Quando ser melhor não basta



Pikachu o líder em assistências para finalização, com três (Foto: Rafael Ribeiro/Vasco)

Não vou me alongar muito na análise de Vasco x Corinthians. Isso porque o Cruz-Maltino segue sem apresentar algo novo que valha um parágrafo original. Após buscar renovação contra Santos – vitória por 2 a 1 – e Athletico – derrota por 4 a 1 -, quando mandou a campo um time com três zagueiros e volantes e laterais com mais liberdade, Valadares optou novamente por uma equipe no 4-2-3-1, o mesmo que já havia falhado com Valentim e contra o Atlético Mineiro.

Um time óbvio e previsível, do qual só podia se esperar uma partida regular, mediana.

Veja bem, os paulistas, com o time reserva, entraram em campo conscientes de que a vitória era possível. Vágner Love deixou isso claro na entrevista pós-jogo, quando lamentou o resultado. Ou seja, para os demais clubes, o Vasco hoje é um adversário onde se pode rodar o elenco, poupar titulares e ainda assim pontuar.

Para os mais antigos, o famoso café com leite.

Já os cariocas, que abriram mão do próprio estádio por duas paçocas e um Guaravita – assim como fizeram em 2018 contra o mesmo adversário –  como um time pequeno qualquer no Estadual, que prioriza o financeiro ao desempenho técnico, viram mais camisa do que equipe, e aceitaram o empate. Jogaram mais, foram dominantes, mas terminaram a partida se defendendo de três titulares que reequilibraram o duelo – Clayson, Ramiro e Pedrinho.

Foi o suficiente para o Timão tomar conta da posse e das ações ofensivas nos minutos finais.

Talvez pelo fato de atuarem em Manaus, em campo neutro, o vascaínos chegaram ao fim do confronto com a insólita sensação de dever cumprido, ao não serem derrotados por um rival tradicional e que vem de um título Paulista.
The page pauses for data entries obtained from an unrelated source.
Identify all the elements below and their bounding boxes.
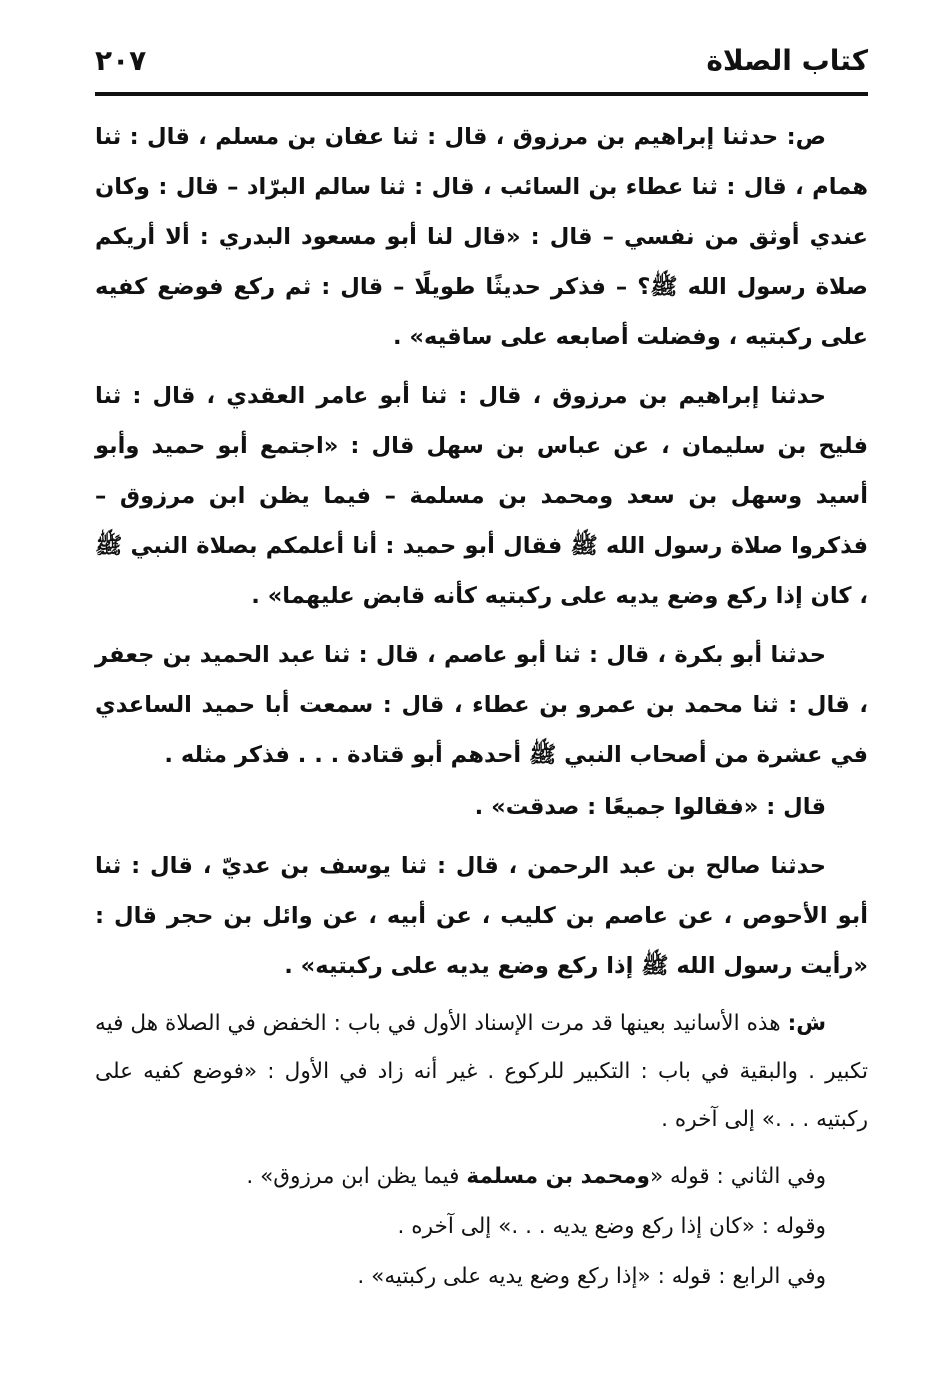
hadith-paragraph-3 [95,630,868,780]
hadith-paragraph-2 [95,371,868,621]
commentary-text-3: وقوله : «كان إذا ركع وضع يديه . . .» إلى آخره . [397,1214,826,1239]
hadith-text-1: حدثنا إبراهيم بن مرزوق ، قال : ثنا عفان بن مسلم ، قال : ثنا همام ، قال : ثنا عطاء بن السائب ، قال : ثنا سالم البرّاد – قال : وكان عندي أوثق من نفسي – قال : «قال لنا أبو مسعود البدري : ألا أريكم صلاة رسول الله ﷺ؟ – فذكر حديثًا طويلًا – قال : ثم ركع فوضع كفيه على ركبتيه ، وفضلت أصابعه على ساقيه» . [95,124,868,350]
commentary-text-2-bold: ومحمد بن مسلمة [466,1164,650,1189]
header-rule [95,92,868,96]
hadith-paragraph-5 [95,841,868,991]
commentary-paragraph-1 [95,1000,868,1144]
page-header [95,38,868,84]
commentary-paragraph-3 [95,1203,826,1251]
hadith-paragraph-1 [95,112,868,362]
page-body [95,112,868,1303]
commentary-paragraph-2 [95,1153,826,1201]
commentary-text-1: هذه الأسانيد بعينها قد مرت الإسناد الأول في باب : الخفض في الصلاة هل فيه تكبير . والبقية في باب : التكبير للركوع . غير أنه زاد في الأول : «فوضع كفيه على ركبتيه . . .» إلى آخره . [95,1011,868,1132]
commentary-paragraph-4 [95,1253,826,1301]
commentary-text-2-post: فيما يظن ابن مرزوق» . [246,1164,467,1189]
matn-label: ص: [786,124,826,150]
hadith-text-3: حدثنا أبو بكرة ، قال : ثنا أبو عاصم ، قال : ثنا عبد الحميد بن جعفر ، قال : ثنا محمد بن عمرو بن عطاء ، قال : سمعت أبا حميد الساعدي في عشرة من أصحاب النبي ﷺ أحدهم أبو قتادة . . . فذكر مثله . [95,642,868,768]
commentary-text-2-pre: وفي الثاني : قوله « [649,1164,826,1189]
hadith-text-5: حدثنا صالح بن عبد الرحمن ، قال : ثنا يوسف بن عديّ ، قال : ثنا أبو الأحوص ، عن عاصم بن كليب ، عن أبيه ، عن وائل بن حجر قال : «رأيت رسول الله ﷺ إذا ركع وضع يديه على ركبتيه» . [95,853,868,979]
hadith-paragraph-4 [95,782,868,832]
book-title: كتاب الصلاة [706,44,868,77]
hadith-text-2: حدثنا إبراهيم بن مرزوق ، قال : ثنا أبو عامر العقدي ، قال : ثنا فليح بن سليمان ، عن عباس بن سهل قال : «اجتمع أبو حميد وأبو أسيد وسهل بن سعد ومحمد بن مسلمة – فيما يظن ابن مرزوق – فذكروا صلاة رسول الله ﷺ فقال أبو حميد : أنا أعلمكم بصلاة النبي ﷺ ، كان إذا ركع وضع يديه على ركبتيه كأنه قابض عليهما» . [95,383,868,609]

A verdade, porém, é que o clube chega a apenas um ponto conquistado de nove disputados, sendo seis deles como mandante. Três contra reservas. O suficiente apenas para ultrapassar CSA e Fluminense, que ainda não atuaram na rodada.

É o pior início do Vasco desde 2010, quando a equipe também começou o Brasileirão com duas derrotas e um empate. Na ocasião, terminou em 11º no campeonato.

De positivo, o ótimo retorno de Rossi. Caindo pelo lado direito, tendo o suporte de Pikachu – que alternou entre meio e lado – e Winck, foi a principal arma ofensiva vascaína, inclusive sofrendo o pênalti que resultou no gol de empate anotado por Maxi López. Mateus Vital, criado na base cruz-maltina por mais de uma década e vendido pelo valor de dez mandos de campo – fora os descontos -, já havia aberto o placar.

Tanto Sidão quanto Cássio trabalharam menos do que 3G em restaurante com wi-fi liberado. Foram três finalizações em gol do Vasco e duas do Corinthians, contando os gols. Nenhuma defesa difícil de nenhum goleiro ou algum momento mais incisivo que demonstrasse um interesse maior pela vitória.

O Vasco foi superior ao Atlético Mineiro e perdeu em São Januário. Foi melhor que o Corinthians reserva, em Manaus, com seu mando, e ficou somente no empate. Já são cinco pontos desperdiçados como mandante e que dificilmente serão compensados como visitante.

É muito para um time que tem que conviver constantemente com uma margem de erro tão pequena.